Peewee will never walk such a road. He is well on the way to somewhere else and laughing all the way.

Not long ago, I and saw Peewee sitting in a cart we use to transport pots and soil. It was a cool fall day and he was on his lunch break, reading a book. I said hi as I passed, and he looked up and smiled. Later, I had to use the vehicle. He had left the book on the front seat. It was a book of devotions to Mary. I have long thought there are many ways to God, and long before we ever think of using the mind to draw near to him, he has preceded our attempts. He precedes our thoughts through human warmth, beauty, longing and laughter. All of these things are of the road to God.

I suppose Peewee thinks me a religious man, and considers as well this monastery a religious place. I know he has thought about heaven and also know he is no stranger to the hard road.and to heartbreak. I hope his love for God deepens through his devotion, his reading and prayers.

Yes, I think about God.

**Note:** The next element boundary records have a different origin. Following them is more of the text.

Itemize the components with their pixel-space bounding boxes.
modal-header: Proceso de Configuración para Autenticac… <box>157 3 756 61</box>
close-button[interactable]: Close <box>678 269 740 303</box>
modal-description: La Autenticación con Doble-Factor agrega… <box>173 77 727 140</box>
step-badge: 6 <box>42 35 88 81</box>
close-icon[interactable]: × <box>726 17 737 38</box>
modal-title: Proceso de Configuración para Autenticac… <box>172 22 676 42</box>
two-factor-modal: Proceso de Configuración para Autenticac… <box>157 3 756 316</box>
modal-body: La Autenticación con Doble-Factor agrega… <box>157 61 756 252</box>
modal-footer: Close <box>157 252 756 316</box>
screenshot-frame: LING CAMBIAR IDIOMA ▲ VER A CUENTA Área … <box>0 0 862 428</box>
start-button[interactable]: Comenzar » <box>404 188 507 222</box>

And, yes, this place is special. I suppose my being a part of it involves me in something religious. Yet, it continues to be for me such a thinky enterprise, a road of words and rituals and meetings and elevated discourse -- things that in their own way do what any enterprise does: offers a guaranteed or at least hoped-for exchange.

But something in the very depths of our humanity bids us stop, look down at our very feet, at the road we are all on, this day and tomorrow.

Peewees laughter, his light heart and joy invites me to listen to something of God.

The laughter of Peewee echoes in me. It laughs in that place in me that is incomplete and in need of God. I want room for that kind of grace, that kind of laughter. I want always to be empty enough to hear it, hope for it, cherish it. And to keep on walking.

The road to heaven is toll-free. There is no getting it or even losing it. It is ours as we live. We find it when we live from our incompleteness and our need for each other. It is an easy road to find. One of the signs to it is laughter.

Trappist Fr. James Stephen Behrens lives at the Monastery of the Holy Spirit, Conyers, Ga.